O desacerbado lançamento de monóxido e dióxido de carbono no ar, da queima de combustíveis dos automotores e da indúst30_MHG_Rio_engarrafamento30ria, dos nitrogenados e fosforados, lançados ao mar por falta de saneamento básico, dos pesticidas da agricultura, dos metais pesados da exploração de minerais, dos derramamentos de petróleo no mar na sua exploração, o descarte de detergentes nas águas e as queimadas – estes são os principais agentes do desiquilíbrio ambiental, resultantes da falta de fiscalização governamental e da atividade humana.
O mesmo ocorre com a mobilidade urbana. Assusta essa liberação de crédito desmedida para a compra de carros, não que eu seja contra o acesso do povo, mas é preciso bom senso. O resultado é um trânsito caótico e o lançamento de mais poluentes na camada de ozônio, bem comum no nosso Rio. A ineficiência do transporte público é disparada a maior cooperadora para tantos veículos nas ruas, devido ao reduzido investimento no setor e do atendimento de interesses de empresários, imbuídos em tratos políticos.
A falta de informação da prestação de serviços do setor público é preocupante. A governança não lança campanhas de seus serviços que cheguem a todas as camadas do povo. Geralmente, se dá por meio digital e com custo para o cidadão. Exemplo, a Central de Atendimento ao Cidadão 1746, da Prefeitura do Rio de Janeiro. A Central 1746 afirma 600 mil atendimentos por mês, em especial para remoção de entulhos, de estacionamento irregular, reparo de lâmpadas e de buracos. O contato do cidadão com a central não é gratuito, e pode ser feito pela internet, onde nem todos têm acesso. Isso não é eficiência! Além disso, tais serviços ditos como “resolvidos” vimos corriqueiramente pelas ruas da cidade, mais frequentes nas áreas carentes.

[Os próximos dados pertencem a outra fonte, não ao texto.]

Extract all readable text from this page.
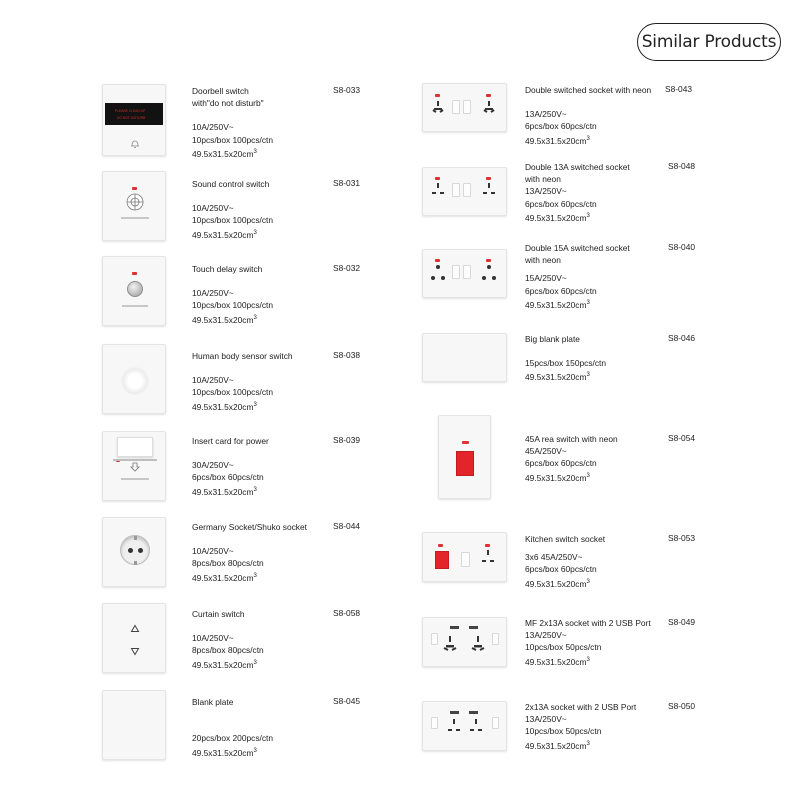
Similar Products
PLEASE CLEAN UP
DO NOT DISTURB
Doorbell switch
with"do not disturb"
10A/250V~
10pcs/box 100pcs/ctn
$49.5x31.5x20cm^3$
S8-033
Sound control switch
10A/250V~
10pcs/box 100pcs/ctn
$49.5x31.5x20cm^3$
S8-031
Touch delay switch
10A/250V~
10pcs/box 100pcs/ctn
$49.5x31.5x20cm^3$
S8-032
Human body sensor switch
10A/250V~
10pcs/box 100pcs/ctn
$49.5x31.5x20cm^3$
S8-038
Insert card for power
30A/250V~
6pcs/box 60pcs/ctn
$49.5x31.5x20cm^3$
S8-039
Germany Socket/Shuko socket
10A/250V~
8pcs/box 80pcs/ctn
$49.5x31.5x20cm^3$
S8-044
Curtain switch
10A/250V~
8pcs/box 80pcs/ctn
$49.5x31.5x20cm^3$
S8-058
Blank plate
20pcs/box 200pcs/ctn
$49.5x31.5x20cm^3$
S8-045
Double switched socket with neon
13A/250V~
6pcs/box 60pcs/ctn
$49.5x31.5x20cm^3$
S8-043
Double 13A switched socket
with neon
13A/250V~
6pcs/box 60pcs/ctn
$49.5x31.5x20cm^3$
S8-048
Double 15A switched socket
with neon
15A/250V~
6pcs/box 60pcs/ctn
$49.5x31.5x20cm^3$
S8-040
Big blank plate
15pcs/box 150pcs/ctn
$49.5x31.5x20cm^3$
S8-046
45A rea switch with neon
45A/250V~
6pcs/box 60pcs/ctn
$49.5x31.5x20cm^3$
S8-054
Kitchen switch socket
3x6 45A/250V~
6pcs/box 60pcs/ctn
$49.5x31.5x20cm^3$
S8-053
MF 2x13A socket with 2 USB Port
13A/250V~
10pcs/box 50pcs/ctn
$49.5x31.5x20cm^3$
S8-049
2x13A socket with 2 USB Port
13A/250V~
10pcs/box 50pcs/ctn
$49.5x31.5x20cm^3$
S8-050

A melhoria da qualidade de vida do cidadão depende também dele. Desperdícios, desordem na estrutura urbana são consequências de nossos atos, uma questão cultural, não fomos educados sob a ótica da responsabilidade sustentável. Em pleno século XXI, nossa sociedade precisa de leis que proíbam jogar lixo no chão, a desregulagem de veículos automotores altamente poluentes, entre outras, quando deveríamos ter sido educados para preservar o meio ambiente, nossa qualidade de vida. Na maioria das vezes essas leis não são cumpridas, e quando as são suas penalidades são brandas.
O mesmo ocorre com o desperdício de água e de energia elétrica, onde há contrapontos. Se as concessionárias emitem cobranças onde o cidadão não tem o controle de seu consumo, ele só o reduz quando pesa no seu bolso. Essa medida está longe de ser a solução. O cidadão precisa ter a consciência de consumir o necessário e as concessionárias de fiscalizações duras por parte dos representantes do povo. Cadê a sustentabilidade urbana?
É este ambiente que queremos deixar para nossos filhos e netos? O que falta é um alinhamento entre o cumprimento de direitos e de deveres do poder público e dos cidadãos. A sustentabilidade urbana começa na nossa casa, segue na fiscalização do poder público, da iniciativa privada, etc. Só assim contribuiremos para um mundo melhor!